Bioengineer Ted Ayliffe moved his high-tech business from Seattle to Hailey last year for three reasons: lifestyle options, good schools and proximity to an airport.
Ayliffe, 44, said he first based his company in Seattle to be close to the computer industry, but eventually got tired of the gloomy weather.
"I used to say I would move to Sun Valley when I retire, but then started thinking, 'What am I waiting for?'" Ayliffe said.
Ayliffe designed telemark bindings for Targa and Black Diamond before going back to school and earning a doctorate degree in bioengineering, eventually designing a new generation of cell counters, capable of counting particles down to 3 microns in size. The period at the end of this sentence is 650 microns across.
Ayliffe, whose ORFLO Technologies opened for business in 2003, said he hopes to revolutionize the research and medical practice of counting cells and other tiny objects with his patented device, known as the "Moxie" cassette.
"We want to be the Mac of the life-science world, able to design prototypes quickly," he said. "We are extremely specialized and focused upon what we do."
The ORFLO Moxie device uses a laser-drilled hole through a miniature cassette. Cells and other items move in single-file through the hole and are measured, counted and analyzed by small computers. The process takes eight seconds.
Aycliffe said the device has applications in cancer and stem-cell research, as well as the dairy industry, which is required to measure the number of infected cells in milk.
Ayliffe regularly flies his private airplane from Hailey to the Boise and Salt Lake City to catch international flights to meet with potential buyers around the world.
ORFLO's product development, testing and shipping all take place on Airport Way in Hailey. Lathes, microscopes, assembly lines and refrigerators filled with Petri dishes of living cells fill the downstairs of ORFLO's offices. There is also a ping-pong table and deluxe sound system.
Upstairs, CEO Ayliffe and one of his partners inhabit an office with tall ceilings and a boardroom that looks down on the Friedman Memorial Airport runway.
"I looked at moving to Ketchum, but I couldn't find a place with enough room," said Ayliffe, who has room to expand next door to his offices as his company grows.
He said he plans to use a new provision in Hailey's building code to add on an upstairs accessory dwelling unit at ORFLO for overnight stays. Ayliffe said he could use the apartment on snowy nights when he doesn't want to drive to his home in Ketchum, where he lives with his wife and son.
His son attends the Community School in Sun Valley, about 13 miles from ORFLO headquarters.
Ayliffe employs seven people in Hailey and three electrical engineers in Seattle. He has 13 distributors selling his product around the word.
"There is a highly skilled workforce around here," he said.

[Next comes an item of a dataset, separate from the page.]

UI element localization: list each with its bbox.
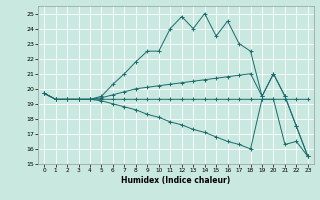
X-axis label: Humidex (Indice chaleur): Humidex (Indice chaleur) — [121, 176, 231, 185]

He said he also hires people with specialized expertise from outside the area, but added that talking people into moving to the Wood River Valley doesn't take long.
"They say, 'Sun Valley—are you kidding me?'" he said.
Ayliffe said doing business in Hailey is "much easier" than doing business in Seattle.
"I needed a dumpster and I got one in about an hour," he said. "I opened a business account at a local store and they offered to bring supplies right over."
The Moxie cassette continues to evolve on a workbench on the upper floor of ORFLO, where Ayliffe is deep into the creation of his next-generation cell counter, one that he hopes will take the Moxie cassette from research laboratories into hospitals and clinics around the world. Electronic equipment, wires and computers surround what he hopes will be the next version of his invention.
"We're planning to apply markers to different types of cells, including diseased ones," Ayliffe said.